The first case enforcing ‘failure to prevent bribery’ legislation has been resolved with the conviction of an interior design company, the Crown Prosecution Service (CPS) has announced.
London-based Skansen Interiors was convicted after a two-day trial last month. The ‘failure to prevent’ law, which came into force in 2011, falls under section 7 of the Bribery Act. A business commits a criminal offence unless it can show that it has adequate procedures to prevent bribery.
In the case, a jury determined that Skansen’s controls did not constitute adequate procedures. However the company, which is now dormant, was given an absolute discharge – meaning a conviction will not be registered on its record.
The CPS, which brought the charges against the company and senior executives, claimed Skansen’s managing director at the time, Stephen Banks, bribed a project manager at a property company to award it refurbishment contracts worth £6 million.
Banks pleaded guilty to three offences, while Graham Deakin, a former project manager at the property company, pleaded guilty to two offences. Southwark Crown Court has yet to set a date for sentencing.
Jonathan Pickworth, partner at international firm White & Case, said: ‘The CPS prosecuted this case to send the message that bribery is not tolerated. But it also sends a confusing message regarding self-reporting. It is unclear whether, if presented with the same facts, the Serious Fraud Office would have prosecuted a dormant company that had fired the wrongdoers and self-reported.’

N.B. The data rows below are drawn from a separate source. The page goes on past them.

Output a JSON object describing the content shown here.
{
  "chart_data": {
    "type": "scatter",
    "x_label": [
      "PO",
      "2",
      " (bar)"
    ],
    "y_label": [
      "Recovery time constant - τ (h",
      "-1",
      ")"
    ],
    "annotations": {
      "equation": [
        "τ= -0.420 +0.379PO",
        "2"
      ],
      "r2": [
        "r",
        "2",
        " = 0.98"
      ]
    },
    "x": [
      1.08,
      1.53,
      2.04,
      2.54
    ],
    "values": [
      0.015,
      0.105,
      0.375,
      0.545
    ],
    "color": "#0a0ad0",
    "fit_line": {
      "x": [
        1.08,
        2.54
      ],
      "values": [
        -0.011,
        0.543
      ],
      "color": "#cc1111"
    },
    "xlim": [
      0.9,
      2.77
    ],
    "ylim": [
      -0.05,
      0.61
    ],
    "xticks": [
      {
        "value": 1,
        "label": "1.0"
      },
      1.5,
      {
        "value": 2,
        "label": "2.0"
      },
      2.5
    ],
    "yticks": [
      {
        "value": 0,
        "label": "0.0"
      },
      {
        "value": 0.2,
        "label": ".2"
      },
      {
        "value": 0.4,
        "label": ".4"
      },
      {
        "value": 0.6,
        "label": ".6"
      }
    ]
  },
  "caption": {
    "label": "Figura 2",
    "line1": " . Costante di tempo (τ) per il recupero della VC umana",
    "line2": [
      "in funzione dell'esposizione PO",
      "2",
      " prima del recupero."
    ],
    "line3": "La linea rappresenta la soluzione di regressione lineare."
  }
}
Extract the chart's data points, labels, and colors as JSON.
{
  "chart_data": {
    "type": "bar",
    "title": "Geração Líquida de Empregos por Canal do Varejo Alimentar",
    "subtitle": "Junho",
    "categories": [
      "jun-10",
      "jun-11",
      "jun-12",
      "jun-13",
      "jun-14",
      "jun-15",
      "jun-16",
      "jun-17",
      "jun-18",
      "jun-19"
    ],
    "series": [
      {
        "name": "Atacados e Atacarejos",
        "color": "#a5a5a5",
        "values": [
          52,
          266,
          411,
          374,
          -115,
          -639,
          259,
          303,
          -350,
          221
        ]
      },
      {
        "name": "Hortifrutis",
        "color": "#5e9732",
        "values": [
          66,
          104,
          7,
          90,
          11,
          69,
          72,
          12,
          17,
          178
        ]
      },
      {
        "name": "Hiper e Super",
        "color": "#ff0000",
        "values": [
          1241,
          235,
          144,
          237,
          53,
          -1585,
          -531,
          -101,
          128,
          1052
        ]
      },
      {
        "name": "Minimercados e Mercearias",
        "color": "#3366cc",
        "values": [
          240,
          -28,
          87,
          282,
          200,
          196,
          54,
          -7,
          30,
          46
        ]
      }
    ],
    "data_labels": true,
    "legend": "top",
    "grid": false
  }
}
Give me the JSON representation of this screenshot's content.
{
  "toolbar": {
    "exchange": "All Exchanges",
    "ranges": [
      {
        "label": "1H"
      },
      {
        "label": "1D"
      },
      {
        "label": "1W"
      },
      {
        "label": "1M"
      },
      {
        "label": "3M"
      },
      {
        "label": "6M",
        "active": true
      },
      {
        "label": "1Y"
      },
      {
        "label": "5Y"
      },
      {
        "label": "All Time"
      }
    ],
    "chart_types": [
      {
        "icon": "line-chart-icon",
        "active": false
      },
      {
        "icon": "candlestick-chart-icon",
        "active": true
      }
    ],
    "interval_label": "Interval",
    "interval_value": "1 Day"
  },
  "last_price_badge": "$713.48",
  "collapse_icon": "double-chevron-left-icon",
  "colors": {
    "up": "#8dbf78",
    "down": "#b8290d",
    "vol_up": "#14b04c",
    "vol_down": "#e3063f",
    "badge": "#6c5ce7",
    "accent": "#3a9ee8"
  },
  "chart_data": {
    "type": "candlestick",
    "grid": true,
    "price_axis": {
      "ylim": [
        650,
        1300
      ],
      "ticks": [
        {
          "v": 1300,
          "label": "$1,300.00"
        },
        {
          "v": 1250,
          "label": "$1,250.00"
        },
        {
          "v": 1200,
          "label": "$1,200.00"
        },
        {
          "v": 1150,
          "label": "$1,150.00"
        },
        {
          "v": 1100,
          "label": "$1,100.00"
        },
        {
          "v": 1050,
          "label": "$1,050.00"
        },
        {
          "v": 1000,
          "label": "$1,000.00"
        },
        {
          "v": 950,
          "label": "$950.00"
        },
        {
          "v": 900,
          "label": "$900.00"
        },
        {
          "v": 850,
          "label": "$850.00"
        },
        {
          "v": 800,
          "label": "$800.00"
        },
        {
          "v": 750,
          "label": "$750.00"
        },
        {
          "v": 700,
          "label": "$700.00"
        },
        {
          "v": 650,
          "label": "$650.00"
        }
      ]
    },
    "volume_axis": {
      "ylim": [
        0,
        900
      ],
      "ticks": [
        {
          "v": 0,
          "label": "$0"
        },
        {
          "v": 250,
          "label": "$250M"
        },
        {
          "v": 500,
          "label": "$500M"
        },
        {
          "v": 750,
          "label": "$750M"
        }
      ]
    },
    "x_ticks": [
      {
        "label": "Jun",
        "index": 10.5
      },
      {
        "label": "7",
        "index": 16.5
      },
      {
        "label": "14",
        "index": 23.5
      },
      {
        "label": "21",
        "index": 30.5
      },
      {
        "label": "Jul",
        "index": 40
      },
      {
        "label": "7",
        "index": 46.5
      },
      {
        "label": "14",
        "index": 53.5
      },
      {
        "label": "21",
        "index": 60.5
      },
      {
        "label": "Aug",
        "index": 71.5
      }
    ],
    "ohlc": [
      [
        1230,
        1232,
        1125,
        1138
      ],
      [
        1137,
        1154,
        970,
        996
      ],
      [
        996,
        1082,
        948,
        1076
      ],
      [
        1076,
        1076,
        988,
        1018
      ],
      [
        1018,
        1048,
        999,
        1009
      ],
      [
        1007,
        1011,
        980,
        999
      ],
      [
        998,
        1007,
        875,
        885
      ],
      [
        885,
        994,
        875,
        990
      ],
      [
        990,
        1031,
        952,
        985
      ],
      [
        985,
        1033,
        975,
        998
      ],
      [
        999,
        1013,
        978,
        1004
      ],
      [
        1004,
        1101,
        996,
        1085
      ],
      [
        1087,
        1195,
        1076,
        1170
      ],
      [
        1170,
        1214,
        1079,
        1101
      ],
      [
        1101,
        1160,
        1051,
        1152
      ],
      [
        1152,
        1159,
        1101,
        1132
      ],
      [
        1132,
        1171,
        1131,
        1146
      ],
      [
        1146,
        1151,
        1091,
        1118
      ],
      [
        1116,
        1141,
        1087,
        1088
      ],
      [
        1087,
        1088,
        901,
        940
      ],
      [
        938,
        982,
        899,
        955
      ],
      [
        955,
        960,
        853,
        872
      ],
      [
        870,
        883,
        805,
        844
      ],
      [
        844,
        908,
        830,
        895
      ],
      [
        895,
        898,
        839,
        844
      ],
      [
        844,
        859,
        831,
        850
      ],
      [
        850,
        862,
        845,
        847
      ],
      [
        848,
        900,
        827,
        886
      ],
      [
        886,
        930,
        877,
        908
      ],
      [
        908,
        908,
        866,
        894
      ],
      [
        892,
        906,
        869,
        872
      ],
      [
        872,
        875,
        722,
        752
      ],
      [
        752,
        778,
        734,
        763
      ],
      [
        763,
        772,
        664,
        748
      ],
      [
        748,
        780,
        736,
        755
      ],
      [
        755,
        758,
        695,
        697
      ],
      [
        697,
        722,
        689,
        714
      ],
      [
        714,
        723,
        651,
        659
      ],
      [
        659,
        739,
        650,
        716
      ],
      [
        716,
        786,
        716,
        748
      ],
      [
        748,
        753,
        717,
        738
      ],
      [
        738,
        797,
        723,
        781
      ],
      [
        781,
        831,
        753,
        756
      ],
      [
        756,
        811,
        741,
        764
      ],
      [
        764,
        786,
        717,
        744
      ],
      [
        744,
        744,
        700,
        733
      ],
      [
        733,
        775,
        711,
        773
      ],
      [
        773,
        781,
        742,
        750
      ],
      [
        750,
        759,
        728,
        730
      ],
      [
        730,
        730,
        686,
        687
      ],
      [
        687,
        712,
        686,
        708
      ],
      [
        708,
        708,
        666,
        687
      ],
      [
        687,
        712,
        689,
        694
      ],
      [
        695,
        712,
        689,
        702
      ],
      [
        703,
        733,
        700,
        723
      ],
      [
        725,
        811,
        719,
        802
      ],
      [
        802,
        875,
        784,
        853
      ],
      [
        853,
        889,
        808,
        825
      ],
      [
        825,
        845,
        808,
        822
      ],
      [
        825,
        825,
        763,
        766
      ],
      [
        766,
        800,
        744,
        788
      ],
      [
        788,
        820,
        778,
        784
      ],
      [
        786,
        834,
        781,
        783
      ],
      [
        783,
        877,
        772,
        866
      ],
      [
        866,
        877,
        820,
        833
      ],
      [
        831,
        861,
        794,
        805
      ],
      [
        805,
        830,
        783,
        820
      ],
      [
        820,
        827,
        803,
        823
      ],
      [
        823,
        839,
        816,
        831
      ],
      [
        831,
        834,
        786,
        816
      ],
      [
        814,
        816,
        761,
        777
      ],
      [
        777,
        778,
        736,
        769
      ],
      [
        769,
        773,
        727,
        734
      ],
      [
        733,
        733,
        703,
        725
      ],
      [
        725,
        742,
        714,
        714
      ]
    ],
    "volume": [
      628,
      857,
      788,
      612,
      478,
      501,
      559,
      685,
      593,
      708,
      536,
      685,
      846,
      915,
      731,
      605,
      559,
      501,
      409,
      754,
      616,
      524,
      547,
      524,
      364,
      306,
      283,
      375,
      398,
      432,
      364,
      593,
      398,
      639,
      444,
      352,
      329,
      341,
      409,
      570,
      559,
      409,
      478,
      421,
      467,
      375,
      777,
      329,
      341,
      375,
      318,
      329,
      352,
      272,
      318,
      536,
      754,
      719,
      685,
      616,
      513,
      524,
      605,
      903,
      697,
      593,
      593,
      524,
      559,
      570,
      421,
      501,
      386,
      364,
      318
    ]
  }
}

He added: ‘There is not much to draw from the verdict. But it is clear that the adequate procedures requirement applies to all companies, large or small. Simply relying on general financial safeguards is not enough. All the component parts of “adequate procedures” need to be properly addressed – a clear and well-communicated policy, a properly documented and up-to-date risk assessment, a set of appropriate procedures tailored to the risks identified, appropriate due diligence on third parties, and proper training tailored to the business.’